In 2014, the CRD abandoned a plan that was estimated to cost $788 million for a single regional plant at McLoughlin Point because Esquimalt wouldn’t approve minor zoning variances.
The CRD’s latest sewage-treatment plan calls for plants to be built at Clover Point and either McLoughlin Point or Macaulay Point in Esquimalt. It has asked the two municipalities to consult residents about the areas’ suitability.
The current two-plant option is estimated at $1.13 billion.
Helps, who chairs the CRD’s sewage committee, said it’s all but certain a treatment plant will be built somewhere in Victoria, and Monday’s meeting is part of the city’s efforts to develop guidelines that will have to be met regardless of where the site is.
“I’m open to and pretty much convinced that there will be a sewage-treatment or wastewater facility somewhere in the City of Victoria, and it needs to be on terms that are acceptable to our residents,” Helps said, adding: “I think our residents are open to locating it somewhere in the city.”
Guidelines being developed are expected to address issues such as odour, seismic issues and sea level rise, cultural significance, traffic and transportation, air quality and emissions, socioeconomic issues, architecture and urban design.
The city wants to hear what residents identify as their key issues and considerations. “What is acceptable? What are the principles? What are the setbacks? What are the design considerations?” Helps said. “So it will be a focused and a general conversation at the same timed.”
Helps said it has to be remembered that Monday’s meeting is just an introduction to a process that will be going on for several months.
Coun. Geoff Young, a Fairfield resident, said he’s somewhat unclear about council’s position on soliciting input on Clover Point.
At one point notices were sent out indicating it was a meeting about Clover Point. Then the city pulled back and is now calling it a general meeting about siting a plant, Young said.
“I can certainly understand that the public may not be entirely clear on where exactly the matter stands at the moment,” he said. “And I think we may find a little frustration being expressed at this Monday meeting with regard to where we are.”

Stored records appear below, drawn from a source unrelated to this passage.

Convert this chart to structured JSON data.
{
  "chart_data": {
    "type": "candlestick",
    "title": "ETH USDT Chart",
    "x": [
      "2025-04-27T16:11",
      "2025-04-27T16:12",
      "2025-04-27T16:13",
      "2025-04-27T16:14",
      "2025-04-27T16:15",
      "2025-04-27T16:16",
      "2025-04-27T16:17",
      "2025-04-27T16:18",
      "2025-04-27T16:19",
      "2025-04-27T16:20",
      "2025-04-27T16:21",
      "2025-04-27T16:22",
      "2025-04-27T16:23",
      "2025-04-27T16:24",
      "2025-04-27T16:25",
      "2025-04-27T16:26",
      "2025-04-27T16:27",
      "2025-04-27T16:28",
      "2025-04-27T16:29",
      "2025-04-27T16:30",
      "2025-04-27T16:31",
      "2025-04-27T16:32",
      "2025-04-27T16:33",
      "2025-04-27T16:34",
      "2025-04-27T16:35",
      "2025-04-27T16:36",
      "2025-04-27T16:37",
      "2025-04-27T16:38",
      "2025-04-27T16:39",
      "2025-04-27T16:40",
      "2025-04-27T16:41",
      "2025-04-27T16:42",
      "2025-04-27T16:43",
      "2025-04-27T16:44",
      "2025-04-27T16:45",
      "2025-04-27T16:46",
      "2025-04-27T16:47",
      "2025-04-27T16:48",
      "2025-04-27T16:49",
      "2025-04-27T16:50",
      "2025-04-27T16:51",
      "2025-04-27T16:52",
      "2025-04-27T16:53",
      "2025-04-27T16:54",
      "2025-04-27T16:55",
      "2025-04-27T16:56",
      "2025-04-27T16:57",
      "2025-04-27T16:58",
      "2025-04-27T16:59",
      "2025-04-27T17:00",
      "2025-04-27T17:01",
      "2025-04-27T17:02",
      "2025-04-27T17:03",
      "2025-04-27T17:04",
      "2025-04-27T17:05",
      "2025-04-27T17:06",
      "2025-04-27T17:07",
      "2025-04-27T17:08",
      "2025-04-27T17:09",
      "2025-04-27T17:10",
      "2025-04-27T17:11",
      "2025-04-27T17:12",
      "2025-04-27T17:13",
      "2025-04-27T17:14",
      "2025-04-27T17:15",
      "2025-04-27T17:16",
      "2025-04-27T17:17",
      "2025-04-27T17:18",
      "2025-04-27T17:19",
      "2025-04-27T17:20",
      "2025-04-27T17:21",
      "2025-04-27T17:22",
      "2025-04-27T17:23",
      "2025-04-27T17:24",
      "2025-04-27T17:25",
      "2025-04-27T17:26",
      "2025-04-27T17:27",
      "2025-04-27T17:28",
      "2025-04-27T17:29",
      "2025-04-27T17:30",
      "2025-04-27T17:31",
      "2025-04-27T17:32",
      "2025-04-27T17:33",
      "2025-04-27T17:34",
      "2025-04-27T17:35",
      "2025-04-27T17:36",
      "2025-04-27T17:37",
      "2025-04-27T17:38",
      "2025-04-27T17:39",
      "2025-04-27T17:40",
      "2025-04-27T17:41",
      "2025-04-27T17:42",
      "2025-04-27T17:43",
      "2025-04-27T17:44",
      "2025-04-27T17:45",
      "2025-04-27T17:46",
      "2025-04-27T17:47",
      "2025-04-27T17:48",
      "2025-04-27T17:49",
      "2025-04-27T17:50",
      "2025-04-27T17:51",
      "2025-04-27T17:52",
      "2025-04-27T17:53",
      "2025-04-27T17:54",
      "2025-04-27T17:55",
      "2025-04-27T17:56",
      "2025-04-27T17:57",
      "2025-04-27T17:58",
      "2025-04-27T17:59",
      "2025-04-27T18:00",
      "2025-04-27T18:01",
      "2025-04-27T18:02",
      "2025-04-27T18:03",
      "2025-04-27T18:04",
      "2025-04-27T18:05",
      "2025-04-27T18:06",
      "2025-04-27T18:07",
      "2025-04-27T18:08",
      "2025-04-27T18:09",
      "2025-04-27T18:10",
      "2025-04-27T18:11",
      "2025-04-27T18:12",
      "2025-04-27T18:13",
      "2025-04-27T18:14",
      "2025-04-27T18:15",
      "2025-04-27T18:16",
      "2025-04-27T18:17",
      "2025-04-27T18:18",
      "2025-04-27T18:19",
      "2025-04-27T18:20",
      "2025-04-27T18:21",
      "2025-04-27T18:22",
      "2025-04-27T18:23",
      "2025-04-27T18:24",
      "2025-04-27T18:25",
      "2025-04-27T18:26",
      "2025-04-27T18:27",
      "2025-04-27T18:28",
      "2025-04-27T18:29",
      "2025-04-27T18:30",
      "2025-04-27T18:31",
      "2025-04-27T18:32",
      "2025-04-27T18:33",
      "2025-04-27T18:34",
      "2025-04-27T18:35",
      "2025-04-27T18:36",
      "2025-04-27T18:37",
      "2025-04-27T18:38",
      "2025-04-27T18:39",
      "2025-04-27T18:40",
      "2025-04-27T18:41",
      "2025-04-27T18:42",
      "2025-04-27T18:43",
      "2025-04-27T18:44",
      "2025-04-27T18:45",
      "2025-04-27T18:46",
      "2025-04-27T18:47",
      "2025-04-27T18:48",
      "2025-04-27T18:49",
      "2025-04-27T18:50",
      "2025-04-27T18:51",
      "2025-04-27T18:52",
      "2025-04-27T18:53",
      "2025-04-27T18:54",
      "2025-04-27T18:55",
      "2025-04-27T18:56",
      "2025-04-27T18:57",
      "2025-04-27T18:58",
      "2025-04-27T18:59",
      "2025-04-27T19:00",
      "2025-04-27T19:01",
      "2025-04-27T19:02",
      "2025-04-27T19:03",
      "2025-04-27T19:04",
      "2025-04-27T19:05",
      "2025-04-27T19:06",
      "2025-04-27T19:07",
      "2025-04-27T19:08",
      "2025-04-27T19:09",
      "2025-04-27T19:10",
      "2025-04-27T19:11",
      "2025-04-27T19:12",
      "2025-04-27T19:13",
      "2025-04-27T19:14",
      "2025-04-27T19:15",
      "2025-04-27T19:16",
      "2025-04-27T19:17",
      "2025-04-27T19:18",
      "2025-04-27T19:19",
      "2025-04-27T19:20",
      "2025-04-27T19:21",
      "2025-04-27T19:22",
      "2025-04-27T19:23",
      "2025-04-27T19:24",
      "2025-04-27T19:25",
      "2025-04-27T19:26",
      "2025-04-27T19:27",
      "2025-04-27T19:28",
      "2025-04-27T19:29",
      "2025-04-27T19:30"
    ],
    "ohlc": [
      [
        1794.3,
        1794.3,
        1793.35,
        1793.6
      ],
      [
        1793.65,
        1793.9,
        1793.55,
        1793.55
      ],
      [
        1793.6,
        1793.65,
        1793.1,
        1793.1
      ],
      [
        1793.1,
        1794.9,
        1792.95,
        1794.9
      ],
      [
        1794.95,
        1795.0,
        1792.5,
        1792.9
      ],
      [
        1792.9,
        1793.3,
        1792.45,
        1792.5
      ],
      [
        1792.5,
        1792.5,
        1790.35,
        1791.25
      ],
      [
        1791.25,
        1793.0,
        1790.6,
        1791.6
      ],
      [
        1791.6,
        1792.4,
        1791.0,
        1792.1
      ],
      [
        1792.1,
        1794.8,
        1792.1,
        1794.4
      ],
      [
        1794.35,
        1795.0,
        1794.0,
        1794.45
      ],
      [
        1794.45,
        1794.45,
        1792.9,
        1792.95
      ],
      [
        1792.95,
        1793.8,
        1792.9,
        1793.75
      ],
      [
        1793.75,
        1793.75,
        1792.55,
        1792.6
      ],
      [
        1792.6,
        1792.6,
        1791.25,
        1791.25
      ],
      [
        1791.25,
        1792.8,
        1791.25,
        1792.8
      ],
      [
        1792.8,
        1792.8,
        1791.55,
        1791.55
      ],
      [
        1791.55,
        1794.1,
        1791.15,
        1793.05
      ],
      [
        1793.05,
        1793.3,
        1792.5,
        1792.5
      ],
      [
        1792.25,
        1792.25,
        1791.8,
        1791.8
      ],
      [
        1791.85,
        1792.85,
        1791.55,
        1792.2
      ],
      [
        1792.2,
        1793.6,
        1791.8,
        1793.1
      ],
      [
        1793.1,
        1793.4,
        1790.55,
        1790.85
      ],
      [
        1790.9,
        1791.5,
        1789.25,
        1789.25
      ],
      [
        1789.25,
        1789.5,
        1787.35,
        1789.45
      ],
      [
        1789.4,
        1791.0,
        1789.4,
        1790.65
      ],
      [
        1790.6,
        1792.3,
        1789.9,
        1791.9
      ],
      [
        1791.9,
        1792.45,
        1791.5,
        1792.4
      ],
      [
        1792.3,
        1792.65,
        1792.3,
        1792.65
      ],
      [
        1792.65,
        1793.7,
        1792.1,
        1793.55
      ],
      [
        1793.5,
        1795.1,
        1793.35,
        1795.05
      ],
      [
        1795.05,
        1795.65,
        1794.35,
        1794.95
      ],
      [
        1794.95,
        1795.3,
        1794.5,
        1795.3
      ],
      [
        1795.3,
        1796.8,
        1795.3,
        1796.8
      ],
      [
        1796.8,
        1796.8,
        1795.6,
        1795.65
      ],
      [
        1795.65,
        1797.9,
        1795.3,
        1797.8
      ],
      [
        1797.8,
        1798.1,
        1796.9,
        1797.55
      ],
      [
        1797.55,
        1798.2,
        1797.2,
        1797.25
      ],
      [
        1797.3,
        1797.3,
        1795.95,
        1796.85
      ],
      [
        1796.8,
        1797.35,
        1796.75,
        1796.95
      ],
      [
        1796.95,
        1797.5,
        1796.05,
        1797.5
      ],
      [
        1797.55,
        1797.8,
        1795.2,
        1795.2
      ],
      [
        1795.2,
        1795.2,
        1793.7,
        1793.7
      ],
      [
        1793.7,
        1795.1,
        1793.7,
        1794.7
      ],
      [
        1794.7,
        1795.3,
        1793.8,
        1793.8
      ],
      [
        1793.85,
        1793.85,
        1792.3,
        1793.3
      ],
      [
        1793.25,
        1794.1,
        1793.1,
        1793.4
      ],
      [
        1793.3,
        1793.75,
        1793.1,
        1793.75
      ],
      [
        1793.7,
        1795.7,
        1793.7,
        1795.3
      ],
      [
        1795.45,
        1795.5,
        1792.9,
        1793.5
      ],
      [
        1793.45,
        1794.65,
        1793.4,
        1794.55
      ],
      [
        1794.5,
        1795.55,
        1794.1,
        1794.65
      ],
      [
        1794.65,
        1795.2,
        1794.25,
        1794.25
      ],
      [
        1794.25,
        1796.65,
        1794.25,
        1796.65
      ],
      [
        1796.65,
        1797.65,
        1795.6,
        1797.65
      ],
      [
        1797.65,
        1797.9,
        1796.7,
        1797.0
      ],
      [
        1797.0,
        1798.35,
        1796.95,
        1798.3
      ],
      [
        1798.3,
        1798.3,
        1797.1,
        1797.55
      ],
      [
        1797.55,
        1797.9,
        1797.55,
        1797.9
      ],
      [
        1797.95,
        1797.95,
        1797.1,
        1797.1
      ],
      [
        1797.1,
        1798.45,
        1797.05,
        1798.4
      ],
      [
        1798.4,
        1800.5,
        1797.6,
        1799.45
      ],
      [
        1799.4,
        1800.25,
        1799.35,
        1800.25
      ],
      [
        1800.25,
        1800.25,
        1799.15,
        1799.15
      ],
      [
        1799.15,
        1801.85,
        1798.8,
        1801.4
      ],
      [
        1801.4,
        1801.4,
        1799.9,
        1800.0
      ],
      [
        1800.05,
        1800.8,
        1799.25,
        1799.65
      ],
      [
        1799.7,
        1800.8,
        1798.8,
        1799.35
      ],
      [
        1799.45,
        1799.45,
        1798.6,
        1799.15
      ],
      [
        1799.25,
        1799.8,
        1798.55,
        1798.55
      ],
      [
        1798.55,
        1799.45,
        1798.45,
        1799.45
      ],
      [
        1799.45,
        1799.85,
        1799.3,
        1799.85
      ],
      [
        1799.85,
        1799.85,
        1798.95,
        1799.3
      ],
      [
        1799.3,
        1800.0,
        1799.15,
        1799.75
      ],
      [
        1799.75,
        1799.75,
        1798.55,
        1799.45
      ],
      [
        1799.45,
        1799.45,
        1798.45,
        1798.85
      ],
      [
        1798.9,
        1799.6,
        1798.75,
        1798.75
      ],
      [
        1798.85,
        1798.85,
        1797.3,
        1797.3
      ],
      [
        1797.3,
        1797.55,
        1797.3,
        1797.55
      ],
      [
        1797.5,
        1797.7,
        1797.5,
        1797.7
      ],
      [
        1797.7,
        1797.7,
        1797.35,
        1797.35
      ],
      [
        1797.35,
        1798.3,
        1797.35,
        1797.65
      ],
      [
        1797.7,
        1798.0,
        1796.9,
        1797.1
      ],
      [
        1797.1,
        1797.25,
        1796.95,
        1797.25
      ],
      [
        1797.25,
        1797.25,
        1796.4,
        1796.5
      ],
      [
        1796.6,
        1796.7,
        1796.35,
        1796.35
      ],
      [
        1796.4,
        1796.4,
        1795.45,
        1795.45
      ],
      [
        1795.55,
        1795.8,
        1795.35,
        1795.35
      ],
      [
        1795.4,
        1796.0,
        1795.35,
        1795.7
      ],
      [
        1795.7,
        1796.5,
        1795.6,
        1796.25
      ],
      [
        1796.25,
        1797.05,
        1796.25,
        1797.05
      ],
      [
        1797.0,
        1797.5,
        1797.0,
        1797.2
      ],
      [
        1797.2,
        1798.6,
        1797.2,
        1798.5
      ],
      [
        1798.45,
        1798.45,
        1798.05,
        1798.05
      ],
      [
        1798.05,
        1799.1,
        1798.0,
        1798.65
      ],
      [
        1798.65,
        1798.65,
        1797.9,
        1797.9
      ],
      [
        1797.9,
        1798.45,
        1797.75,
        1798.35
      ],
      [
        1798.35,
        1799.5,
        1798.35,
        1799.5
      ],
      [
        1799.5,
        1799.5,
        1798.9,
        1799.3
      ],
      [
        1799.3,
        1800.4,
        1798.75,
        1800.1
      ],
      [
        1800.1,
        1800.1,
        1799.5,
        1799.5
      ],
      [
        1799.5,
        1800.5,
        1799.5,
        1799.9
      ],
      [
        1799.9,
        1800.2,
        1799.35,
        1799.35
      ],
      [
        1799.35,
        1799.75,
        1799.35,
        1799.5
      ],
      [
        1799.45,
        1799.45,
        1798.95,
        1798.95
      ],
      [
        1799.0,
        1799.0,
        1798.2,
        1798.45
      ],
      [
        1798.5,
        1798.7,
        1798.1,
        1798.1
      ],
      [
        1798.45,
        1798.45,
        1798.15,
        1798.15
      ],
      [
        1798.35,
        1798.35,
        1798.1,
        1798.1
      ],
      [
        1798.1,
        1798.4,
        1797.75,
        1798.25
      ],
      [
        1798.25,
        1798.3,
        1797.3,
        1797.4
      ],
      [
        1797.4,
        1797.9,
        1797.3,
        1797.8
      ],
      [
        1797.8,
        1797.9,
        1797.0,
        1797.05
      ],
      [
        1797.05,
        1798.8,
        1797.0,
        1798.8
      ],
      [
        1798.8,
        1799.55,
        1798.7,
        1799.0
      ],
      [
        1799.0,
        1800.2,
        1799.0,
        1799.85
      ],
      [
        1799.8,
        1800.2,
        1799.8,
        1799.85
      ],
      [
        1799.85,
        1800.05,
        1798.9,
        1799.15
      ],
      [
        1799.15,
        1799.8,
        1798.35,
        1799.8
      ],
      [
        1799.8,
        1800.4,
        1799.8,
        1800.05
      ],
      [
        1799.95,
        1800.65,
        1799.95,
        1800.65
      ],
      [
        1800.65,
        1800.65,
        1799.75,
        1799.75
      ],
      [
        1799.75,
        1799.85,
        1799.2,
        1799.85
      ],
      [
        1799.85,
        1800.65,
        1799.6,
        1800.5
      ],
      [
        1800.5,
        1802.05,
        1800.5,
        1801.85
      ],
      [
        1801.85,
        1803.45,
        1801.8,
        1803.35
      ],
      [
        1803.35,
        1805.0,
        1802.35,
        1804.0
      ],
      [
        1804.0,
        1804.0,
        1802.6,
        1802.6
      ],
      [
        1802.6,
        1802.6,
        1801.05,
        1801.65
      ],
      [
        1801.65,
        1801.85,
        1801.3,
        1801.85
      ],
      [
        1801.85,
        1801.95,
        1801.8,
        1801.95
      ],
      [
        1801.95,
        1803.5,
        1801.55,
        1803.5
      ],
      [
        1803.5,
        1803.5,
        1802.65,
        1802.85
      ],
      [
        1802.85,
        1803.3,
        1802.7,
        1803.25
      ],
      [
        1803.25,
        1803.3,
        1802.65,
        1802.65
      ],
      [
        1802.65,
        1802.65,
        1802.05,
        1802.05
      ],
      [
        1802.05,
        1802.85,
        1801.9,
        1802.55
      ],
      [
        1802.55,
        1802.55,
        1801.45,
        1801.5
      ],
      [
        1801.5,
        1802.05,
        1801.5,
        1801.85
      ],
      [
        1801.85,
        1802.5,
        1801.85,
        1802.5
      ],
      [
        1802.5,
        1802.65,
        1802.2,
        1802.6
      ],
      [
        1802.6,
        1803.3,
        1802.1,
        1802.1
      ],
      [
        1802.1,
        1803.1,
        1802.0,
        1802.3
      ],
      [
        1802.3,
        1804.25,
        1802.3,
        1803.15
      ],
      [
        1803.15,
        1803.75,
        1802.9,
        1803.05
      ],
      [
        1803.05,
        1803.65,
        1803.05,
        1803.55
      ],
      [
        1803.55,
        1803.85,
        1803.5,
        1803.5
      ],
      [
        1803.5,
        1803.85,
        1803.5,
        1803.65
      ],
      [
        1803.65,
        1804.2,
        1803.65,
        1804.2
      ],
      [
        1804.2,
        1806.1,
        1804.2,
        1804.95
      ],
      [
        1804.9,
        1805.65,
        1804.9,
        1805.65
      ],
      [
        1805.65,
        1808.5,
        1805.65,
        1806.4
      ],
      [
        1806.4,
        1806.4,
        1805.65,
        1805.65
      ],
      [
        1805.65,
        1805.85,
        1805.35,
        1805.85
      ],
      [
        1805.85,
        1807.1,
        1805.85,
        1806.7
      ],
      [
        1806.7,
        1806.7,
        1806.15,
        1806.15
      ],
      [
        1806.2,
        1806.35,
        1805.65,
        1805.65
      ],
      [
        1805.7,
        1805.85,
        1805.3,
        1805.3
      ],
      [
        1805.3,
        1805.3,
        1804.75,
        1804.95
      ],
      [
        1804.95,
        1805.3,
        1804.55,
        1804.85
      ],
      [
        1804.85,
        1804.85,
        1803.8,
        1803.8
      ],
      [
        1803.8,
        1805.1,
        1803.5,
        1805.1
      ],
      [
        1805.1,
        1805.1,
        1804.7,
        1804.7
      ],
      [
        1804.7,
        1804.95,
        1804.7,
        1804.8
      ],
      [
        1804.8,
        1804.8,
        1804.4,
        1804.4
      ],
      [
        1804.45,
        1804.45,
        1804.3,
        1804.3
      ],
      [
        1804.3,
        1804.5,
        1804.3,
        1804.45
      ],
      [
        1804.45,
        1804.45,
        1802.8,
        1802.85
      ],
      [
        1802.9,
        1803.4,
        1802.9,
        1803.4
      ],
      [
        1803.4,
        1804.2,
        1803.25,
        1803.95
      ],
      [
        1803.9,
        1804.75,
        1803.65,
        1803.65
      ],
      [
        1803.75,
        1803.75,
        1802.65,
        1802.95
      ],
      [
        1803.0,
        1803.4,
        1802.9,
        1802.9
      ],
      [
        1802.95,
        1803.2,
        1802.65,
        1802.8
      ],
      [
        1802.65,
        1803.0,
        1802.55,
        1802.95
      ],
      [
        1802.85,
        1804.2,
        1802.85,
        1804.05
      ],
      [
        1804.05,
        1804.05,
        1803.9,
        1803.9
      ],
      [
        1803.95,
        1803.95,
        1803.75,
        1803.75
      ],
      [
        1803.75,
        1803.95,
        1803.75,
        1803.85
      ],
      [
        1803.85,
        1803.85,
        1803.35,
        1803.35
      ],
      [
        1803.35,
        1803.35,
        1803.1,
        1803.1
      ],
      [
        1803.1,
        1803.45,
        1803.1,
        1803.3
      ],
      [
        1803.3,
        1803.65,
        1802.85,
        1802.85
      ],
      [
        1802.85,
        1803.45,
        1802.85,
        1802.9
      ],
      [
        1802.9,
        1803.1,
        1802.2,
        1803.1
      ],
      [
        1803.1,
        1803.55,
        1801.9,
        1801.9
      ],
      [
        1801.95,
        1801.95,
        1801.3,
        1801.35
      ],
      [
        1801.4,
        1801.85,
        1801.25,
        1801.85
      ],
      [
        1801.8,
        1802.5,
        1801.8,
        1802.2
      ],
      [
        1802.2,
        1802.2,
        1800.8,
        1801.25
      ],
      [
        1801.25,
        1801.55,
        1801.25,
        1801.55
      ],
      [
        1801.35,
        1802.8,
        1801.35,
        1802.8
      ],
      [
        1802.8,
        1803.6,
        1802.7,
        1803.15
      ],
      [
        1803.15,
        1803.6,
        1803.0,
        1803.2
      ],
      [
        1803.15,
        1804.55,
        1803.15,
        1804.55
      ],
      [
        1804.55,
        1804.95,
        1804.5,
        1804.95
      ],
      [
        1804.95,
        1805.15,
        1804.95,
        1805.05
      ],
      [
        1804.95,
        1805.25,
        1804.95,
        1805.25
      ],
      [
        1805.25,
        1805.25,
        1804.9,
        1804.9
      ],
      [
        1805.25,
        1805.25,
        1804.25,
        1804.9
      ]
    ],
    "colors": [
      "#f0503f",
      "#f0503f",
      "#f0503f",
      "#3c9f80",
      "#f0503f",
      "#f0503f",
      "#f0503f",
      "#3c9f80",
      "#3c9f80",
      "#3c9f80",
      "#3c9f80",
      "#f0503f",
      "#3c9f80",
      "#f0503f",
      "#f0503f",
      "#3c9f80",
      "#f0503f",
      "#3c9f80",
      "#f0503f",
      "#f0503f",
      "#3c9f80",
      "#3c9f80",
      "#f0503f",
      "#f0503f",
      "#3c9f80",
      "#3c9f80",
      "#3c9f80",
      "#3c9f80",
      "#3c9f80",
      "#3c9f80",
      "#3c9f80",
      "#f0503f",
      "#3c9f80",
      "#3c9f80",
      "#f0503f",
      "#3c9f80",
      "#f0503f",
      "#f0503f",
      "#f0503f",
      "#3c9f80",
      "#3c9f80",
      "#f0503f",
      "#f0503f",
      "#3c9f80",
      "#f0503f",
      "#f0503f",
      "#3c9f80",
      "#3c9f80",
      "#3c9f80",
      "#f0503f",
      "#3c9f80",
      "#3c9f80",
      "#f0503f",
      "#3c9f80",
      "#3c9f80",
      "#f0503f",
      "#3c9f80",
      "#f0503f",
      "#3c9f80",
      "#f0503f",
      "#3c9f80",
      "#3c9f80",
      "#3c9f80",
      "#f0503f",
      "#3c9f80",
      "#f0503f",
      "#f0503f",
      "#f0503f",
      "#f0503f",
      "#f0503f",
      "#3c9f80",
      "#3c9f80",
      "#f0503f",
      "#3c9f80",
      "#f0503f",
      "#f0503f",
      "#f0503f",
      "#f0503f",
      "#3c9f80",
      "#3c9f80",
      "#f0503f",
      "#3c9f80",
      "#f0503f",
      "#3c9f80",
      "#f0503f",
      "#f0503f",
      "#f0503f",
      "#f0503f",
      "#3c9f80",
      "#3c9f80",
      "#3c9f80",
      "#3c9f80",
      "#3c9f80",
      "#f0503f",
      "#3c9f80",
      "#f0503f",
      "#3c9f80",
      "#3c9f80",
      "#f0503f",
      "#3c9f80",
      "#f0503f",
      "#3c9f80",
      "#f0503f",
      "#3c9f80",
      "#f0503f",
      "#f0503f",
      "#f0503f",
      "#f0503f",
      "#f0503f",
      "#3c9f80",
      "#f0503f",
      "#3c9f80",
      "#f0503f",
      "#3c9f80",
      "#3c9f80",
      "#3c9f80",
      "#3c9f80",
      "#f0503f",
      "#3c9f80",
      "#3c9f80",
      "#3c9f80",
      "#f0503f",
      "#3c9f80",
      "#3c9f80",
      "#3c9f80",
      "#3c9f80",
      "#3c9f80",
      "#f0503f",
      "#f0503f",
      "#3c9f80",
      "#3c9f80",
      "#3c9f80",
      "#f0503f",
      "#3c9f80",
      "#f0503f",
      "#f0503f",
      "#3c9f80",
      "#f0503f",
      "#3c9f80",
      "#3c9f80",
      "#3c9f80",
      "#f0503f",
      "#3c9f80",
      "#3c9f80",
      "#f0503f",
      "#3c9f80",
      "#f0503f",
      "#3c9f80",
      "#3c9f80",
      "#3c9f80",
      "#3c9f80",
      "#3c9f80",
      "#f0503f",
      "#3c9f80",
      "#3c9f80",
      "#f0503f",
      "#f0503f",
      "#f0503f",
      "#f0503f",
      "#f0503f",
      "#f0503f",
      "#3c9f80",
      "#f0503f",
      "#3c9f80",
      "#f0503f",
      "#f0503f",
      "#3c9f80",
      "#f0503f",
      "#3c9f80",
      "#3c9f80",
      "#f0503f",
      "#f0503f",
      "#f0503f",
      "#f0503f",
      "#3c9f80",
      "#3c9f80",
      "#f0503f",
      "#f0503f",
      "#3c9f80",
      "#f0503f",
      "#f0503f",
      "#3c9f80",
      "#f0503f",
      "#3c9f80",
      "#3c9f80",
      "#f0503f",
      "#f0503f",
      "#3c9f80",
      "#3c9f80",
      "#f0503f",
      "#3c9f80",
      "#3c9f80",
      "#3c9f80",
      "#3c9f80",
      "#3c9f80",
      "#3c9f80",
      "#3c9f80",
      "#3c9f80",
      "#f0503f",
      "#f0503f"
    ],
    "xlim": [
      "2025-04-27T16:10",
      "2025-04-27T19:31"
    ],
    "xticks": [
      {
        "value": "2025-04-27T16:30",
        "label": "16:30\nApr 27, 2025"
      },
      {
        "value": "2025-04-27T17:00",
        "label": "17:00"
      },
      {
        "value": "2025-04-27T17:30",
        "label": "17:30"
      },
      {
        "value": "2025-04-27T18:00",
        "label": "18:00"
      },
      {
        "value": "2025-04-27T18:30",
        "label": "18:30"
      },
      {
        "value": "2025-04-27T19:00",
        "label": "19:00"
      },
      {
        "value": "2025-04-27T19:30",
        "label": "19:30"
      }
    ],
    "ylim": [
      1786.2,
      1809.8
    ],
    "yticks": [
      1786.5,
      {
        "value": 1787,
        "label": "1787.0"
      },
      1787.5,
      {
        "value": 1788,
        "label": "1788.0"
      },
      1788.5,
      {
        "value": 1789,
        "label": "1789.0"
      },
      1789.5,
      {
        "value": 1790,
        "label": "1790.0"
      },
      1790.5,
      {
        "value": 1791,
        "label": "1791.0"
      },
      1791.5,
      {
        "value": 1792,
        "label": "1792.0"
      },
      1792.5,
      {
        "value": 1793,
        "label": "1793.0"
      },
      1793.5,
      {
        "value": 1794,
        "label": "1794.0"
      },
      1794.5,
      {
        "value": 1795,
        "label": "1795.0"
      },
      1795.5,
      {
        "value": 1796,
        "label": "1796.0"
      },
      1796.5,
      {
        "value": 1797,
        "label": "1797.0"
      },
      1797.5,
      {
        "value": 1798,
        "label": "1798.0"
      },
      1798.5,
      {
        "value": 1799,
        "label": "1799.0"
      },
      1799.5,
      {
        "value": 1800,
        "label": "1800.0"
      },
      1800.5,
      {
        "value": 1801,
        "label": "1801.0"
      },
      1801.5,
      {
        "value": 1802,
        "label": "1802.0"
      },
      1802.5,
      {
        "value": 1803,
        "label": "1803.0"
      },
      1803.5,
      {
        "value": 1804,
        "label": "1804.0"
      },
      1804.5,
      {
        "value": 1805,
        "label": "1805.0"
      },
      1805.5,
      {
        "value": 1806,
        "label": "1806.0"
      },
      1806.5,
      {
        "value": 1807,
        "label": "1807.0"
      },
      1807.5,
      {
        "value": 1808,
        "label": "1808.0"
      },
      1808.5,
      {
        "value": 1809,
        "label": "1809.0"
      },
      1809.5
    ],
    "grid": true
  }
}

He said sewage-treatment plant siting seems to generate the biggest reaction from immediate neighbours.
“What happens is we propose a sewage treatment plant for, say, Haro Woods, for example, or Clover Point or Vic West’s Banfield Park, and we immediately find that a number of people who happen to live there immediately start expressing the view that we don’t need sewage treatment,” he said. “So people tend to react to specifics rather than generalities.”